And next, unfortunately. . . .
Then it was discovered that. . . .
Luckily, in the end. . .

Now, I said, fill in the blanks, and you’ve got your story concept and plot.  I know, it could result in crap, but I tried it anyway as an experiment.  One of my students came up with this:  

“Once, I flushed my wallet down the toilet. Then one day, I found it in my garden. But suddenly, I realized that it was actually my neighbor's! And next, unfortunately, I maxed out all his credit cards. And got pulled over with his license. And got into an argument with the cop, who set me up with a court date. And I liked her, so we went out a few times, at least until I realized that she was a Satanist. Thankfully, I had given her my neighbor's name, so just as things were getting to serious, I was able to
fake my own death by vanishing into the labyrinth of the sewers! And wouldn't you know it, but I found my wallet down there! And I all lived happily ever after.  The end.”

And there you have it, creativity within a framework.  And a chuckle to boot.

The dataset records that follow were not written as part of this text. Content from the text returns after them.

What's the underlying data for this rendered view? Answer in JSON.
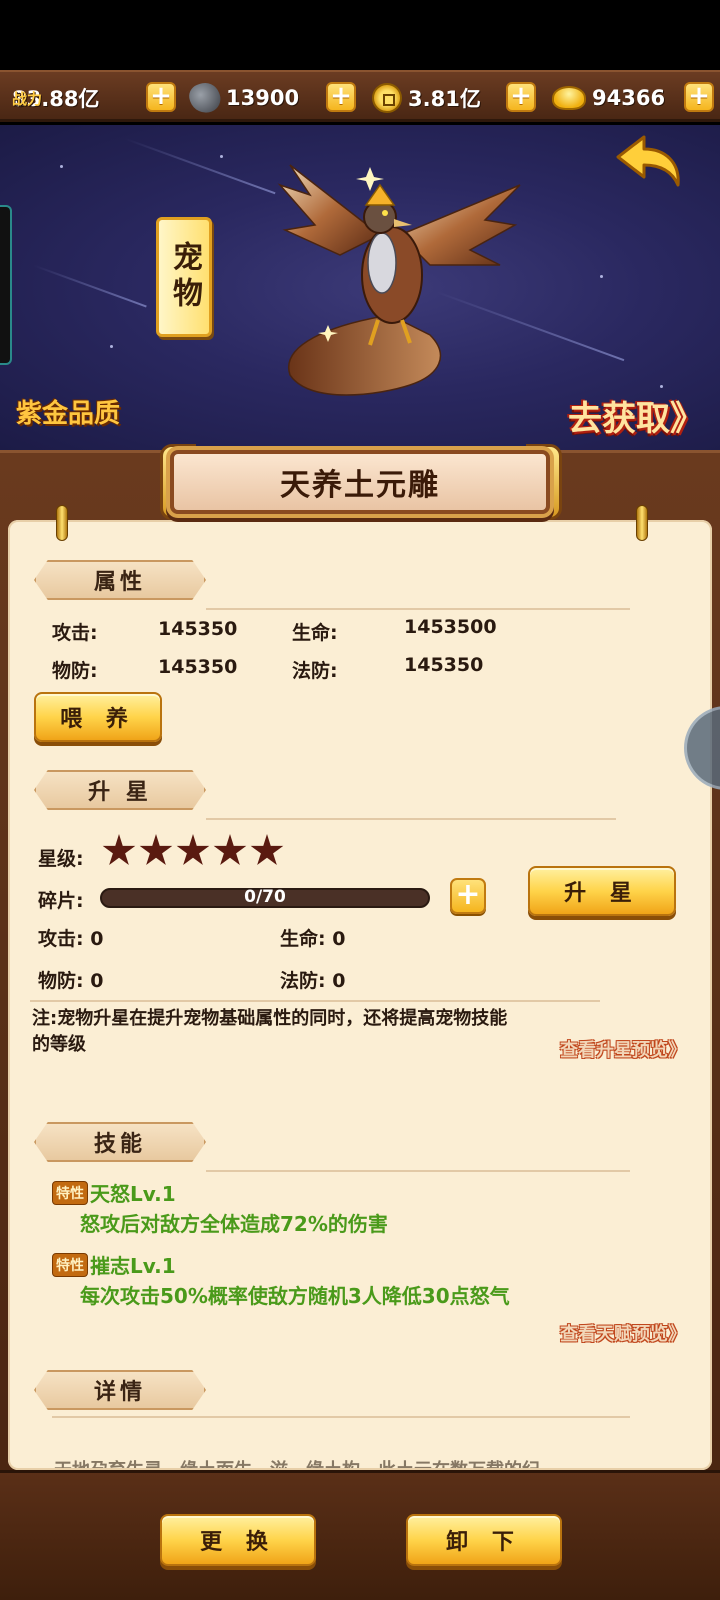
{
  "resources": {
    "power_label": "战力",
    "power_value": "83.88亿",
    "ore_value": "13900",
    "coin_value": "3.81亿",
    "ingot_value": "94366",
    "plus": "+"
  },
  "banner": {
    "pet_tag": "宠物",
    "quality": "紫金品质",
    "obtain_link": "去获取》",
    "pet_icon": "phoenix-pet-icon",
    "back_icon": "back-arrow-icon"
  },
  "pet_name": "天养土元雕",
  "attributes": {
    "section_title": "属性",
    "attack_label": "攻击:",
    "attack_value": "145350",
    "hp_label": "生命:",
    "hp_value": "1453500",
    "pdef_label": "物防:",
    "pdef_value": "145350",
    "mdef_label": "法防:",
    "mdef_value": "145350",
    "feed_button": "喂 养"
  },
  "star_up": {
    "section_title": "升 星",
    "star_label": "星级:",
    "stars": 5,
    "shard_label": "碎片:",
    "shard_text": "0/70",
    "shard_progress": 0,
    "star_up_button": "升 星",
    "attack_line": "攻击: 0",
    "hp_line": "生命: 0",
    "pdef_line": "物防: 0",
    "mdef_line": "法防: 0",
    "note": "注:宠物升星在提升宠物基础属性的同时，还将提高宠物技能的等级",
    "preview_link": "查看升星预览》"
  },
  "skills": {
    "section_title": "技能",
    "trait_badge": "特性",
    "items": [
      {
        "name": "天怒Lv.1",
        "desc": "怒攻后对敌方全体造成72%的伤害"
      },
      {
        "name": "摧志Lv.1",
        "desc": "每次攻击50%概率使敌方随机3人降低30点怒气"
      }
    ],
    "talent_link": "查看天赋预览》"
  },
  "details": {
    "section_title": "详情",
    "partial_text": "天地孕育生灵，缘土而生，滋，缘土构，此土元在数万载的纪"
  },
  "bottom": {
    "replace_button": "更 换",
    "unequip_button": "卸 下"
  },
  "colors": {
    "accent_gold": "#ffd44a",
    "skill_green": "#4a9a1a",
    "wood_brown": "#5a2f17",
    "parchment": "#fbeed4"
  }
}
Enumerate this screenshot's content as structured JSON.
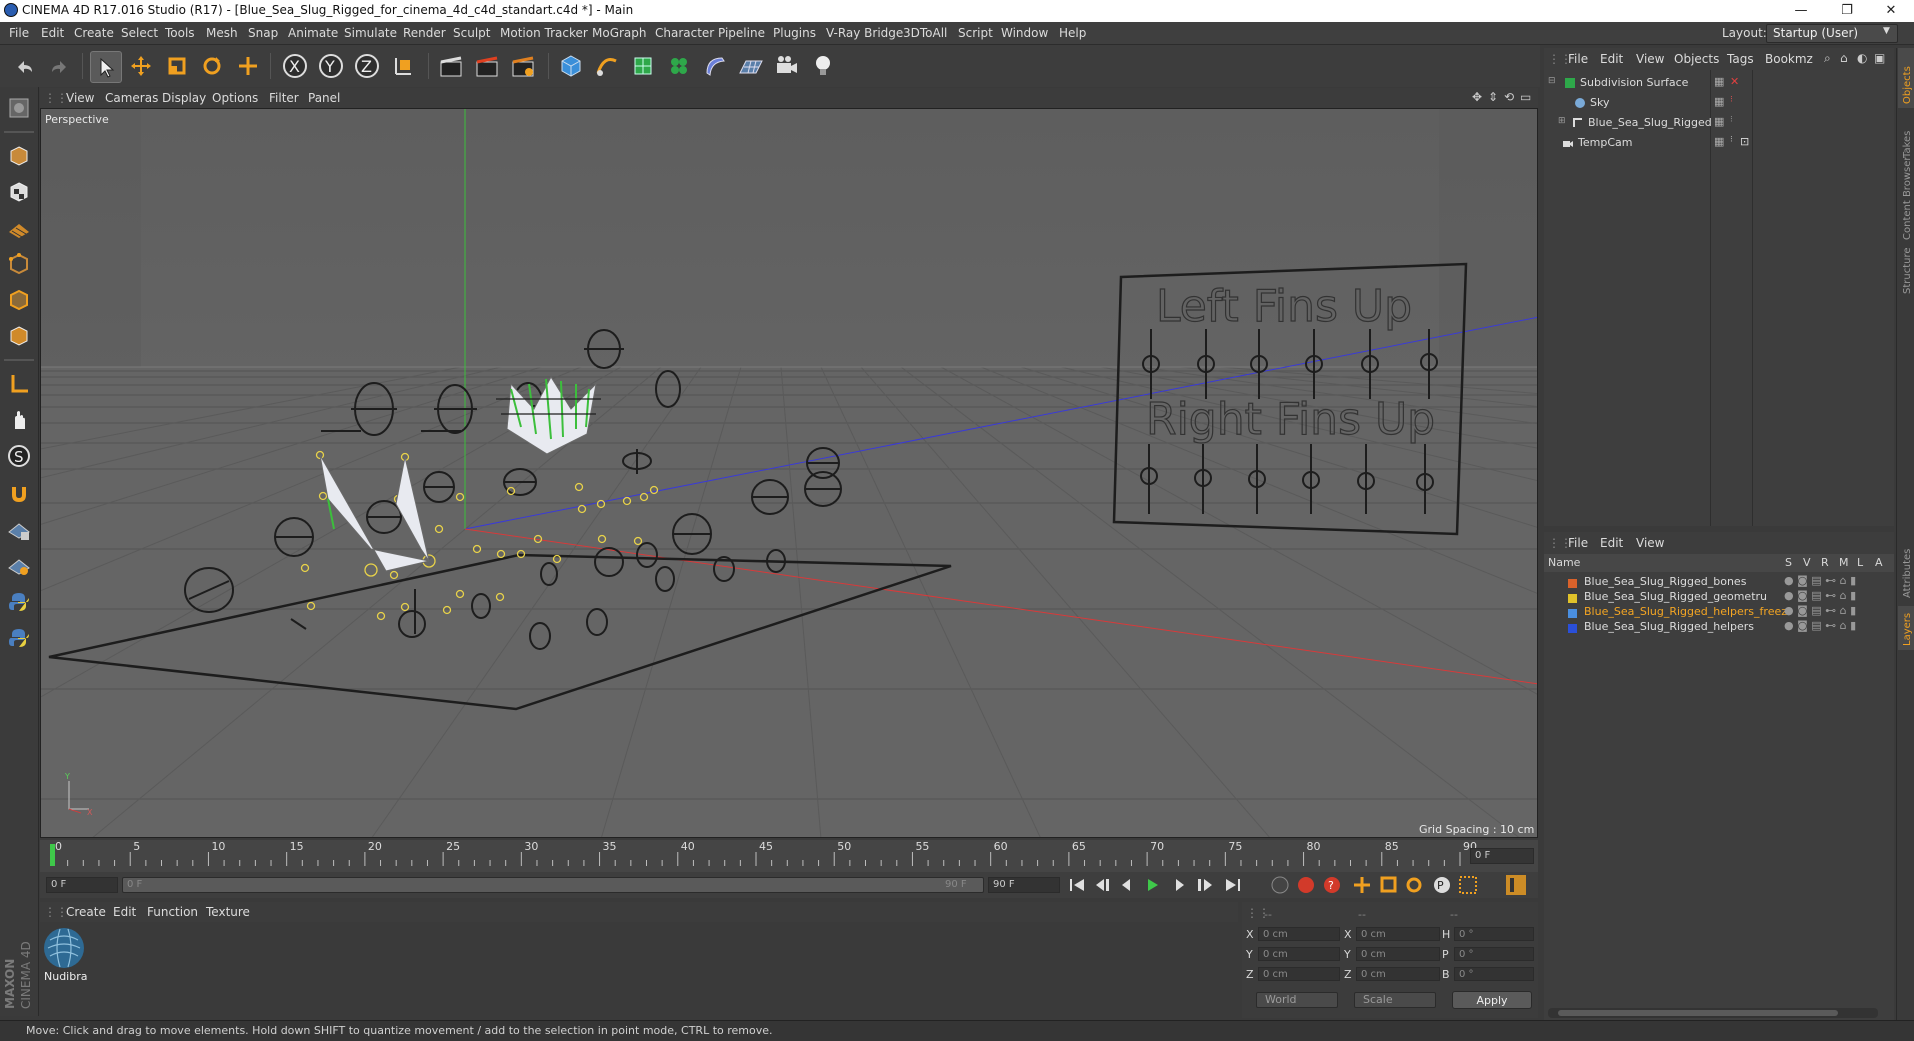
{
  "window": {
    "title": "CINEMA 4D R17.016 Studio (R17) - [Blue_Sea_Slug_Rigged_for_cinema_4d_c4d_standart.c4d *] - Main",
    "minimize": "—",
    "maximize": "❐",
    "close": "✕"
  },
  "menubar": {
    "items": [
      "File",
      "Edit",
      "Create",
      "Select",
      "Tools",
      "Mesh",
      "Snap",
      "Animate",
      "Simulate",
      "Render",
      "Sculpt",
      "Motion Tracker",
      "MoGraph",
      "Character",
      "Pipeline",
      "Plugins",
      "V-Ray Bridge",
      "3DToAll",
      "Script",
      "Window",
      "Help"
    ],
    "layout_label": "Layout:",
    "layout_value": "Startup (User)"
  },
  "viewport": {
    "menu": [
      "View",
      "Cameras",
      "Display",
      "Options",
      "Filter",
      "Panel"
    ],
    "camera_label": "Perspective",
    "grid_spacing": "Grid Spacing : 10 cm",
    "board_text_top": "Left Fins Up",
    "board_text_bottom": "Right Fins Up"
  },
  "timeline": {
    "ticks": [
      "0",
      "5",
      "10",
      "15",
      "20",
      "25",
      "30",
      "35",
      "40",
      "45",
      "50",
      "55",
      "60",
      "65",
      "70",
      "75",
      "80",
      "85",
      "90"
    ],
    "current_frame": "0 F",
    "start_field": "0 F",
    "range_start": "0 F",
    "range_end": "90 F",
    "end_field": "90 F"
  },
  "material_manager": {
    "menu": [
      "Create",
      "Edit",
      "Function",
      "Texture"
    ],
    "material_name": "Nudibra"
  },
  "coordinates": {
    "header": [
      "--",
      "--",
      "--"
    ],
    "rows": [
      {
        "a": "X",
        "av": "0 cm",
        "b": "X",
        "bv": "0 cm",
        "c": "H",
        "cv": "0 °"
      },
      {
        "a": "Y",
        "av": "0 cm",
        "b": "Y",
        "bv": "0 cm",
        "c": "P",
        "cv": "0 °"
      },
      {
        "a": "Z",
        "av": "0 cm",
        "b": "Z",
        "bv": "0 cm",
        "c": "B",
        "cv": "0 °"
      }
    ],
    "world": "World",
    "scale": "Scale",
    "apply": "Apply"
  },
  "object_manager": {
    "menu": [
      "File",
      "Edit",
      "View",
      "Objects",
      "Tags",
      "Bookmz"
    ],
    "objects": [
      {
        "name": "Subdivision Surface",
        "indent": 0
      },
      {
        "name": "Sky",
        "indent": 1
      },
      {
        "name": "Blue_Sea_Slug_Rigged",
        "indent": 1
      },
      {
        "name": "TempCam",
        "indent": 0
      }
    ]
  },
  "layer_manager": {
    "menu": [
      "File",
      "Edit",
      "View"
    ],
    "columns": [
      "Name",
      "S",
      "V",
      "R",
      "M",
      "L",
      "A"
    ],
    "layers": [
      {
        "name": "Blue_Sea_Slug_Rigged_bones",
        "color": "#d9622b"
      },
      {
        "name": "Blue_Sea_Slug_Rigged_geometru",
        "color": "#e0c22a"
      },
      {
        "name": "Blue_Sea_Slug_Rigged_helpers_freez",
        "color": "#4a8fe0"
      },
      {
        "name": "Blue_Sea_Slug_Rigged_helpers",
        "color": "#2a4fd9"
      }
    ]
  },
  "right_tabs": [
    "Objects",
    "Takes",
    "Content Browser",
    "Structure",
    "Attributes",
    "Layers"
  ],
  "status": "Move: Click and drag to move elements. Hold down SHIFT to quantize movement / add to the selection in point mode, CTRL to remove.",
  "brand": "MAXON CINEMA 4D",
  "colors": {
    "accent": "#f0a020",
    "highlight": "#f5a623"
  }
}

(Note: I think I stole the prompts, but I have no idea from whom.  Sorry I haven’t given credit where credit is due)


Wednesday, March 12, 2014

Learning and Teaching--best done away from desks

At my desk--but not for long.

I need to explain the title of this blog.  First of all, I wanted several other titles that were already taken, including, "Begin Anywhere" which is one of my favorite quotes (from John Cage), and I use it all the time with students when they're stuck with writing.  I settled on "Teacher Away From Her Desk" because it gets at the kind of teacher I am.  No, I'm not often on vacation.  But I can often be found sitting on the tables in my room, eliciting responses to Catcher in the Rye or Othello.  I might be in the big multi-purpose room of our school, checking in with a student who could focus better outside the classroom.  I might be acting in a student's film, hiking up Mount Monadnock, or painting a mural in a homeless shelter.  I can be found in the bathroom rolling a student's hair into victory rolls for our 1940's Living Museum.  And my favorite teaching moment of all--running toward the warm blue ocean of Cabarete with my 11th grade advisees.  It was a moment of joy and discovery that I'll remember forever, and no lesson planning was involved (though lots of fund-raising was).  I'm lucky enough to teach in a small school where we emphasize learning in a variety of settings and I'm expected to include projects that take me out of the classroom.  But I think even in a traditional, larger school, I'd find myself teaching in the hallways, or side by side students in a circle, and yes, in front of the classroom. I like my desk, and I do spend a fair amount of time there, but that's not where I do my best teaching.

Teaching away from my desk means I'm not talking at the students (though I do that occasionally), but rather I'm asking them to write something, to collaborate with one another, to solve real problems, to create art, and to connect with me and their peers.  The core for me is this--learning is most powerful when students and teachers are doing meaningful work together; that might be writing and producing ten minute plays or planning an event to demonstrate their learning.  It could be reading and discussing a novel together.  Perhaps best of all, it might be traveling to a new place together.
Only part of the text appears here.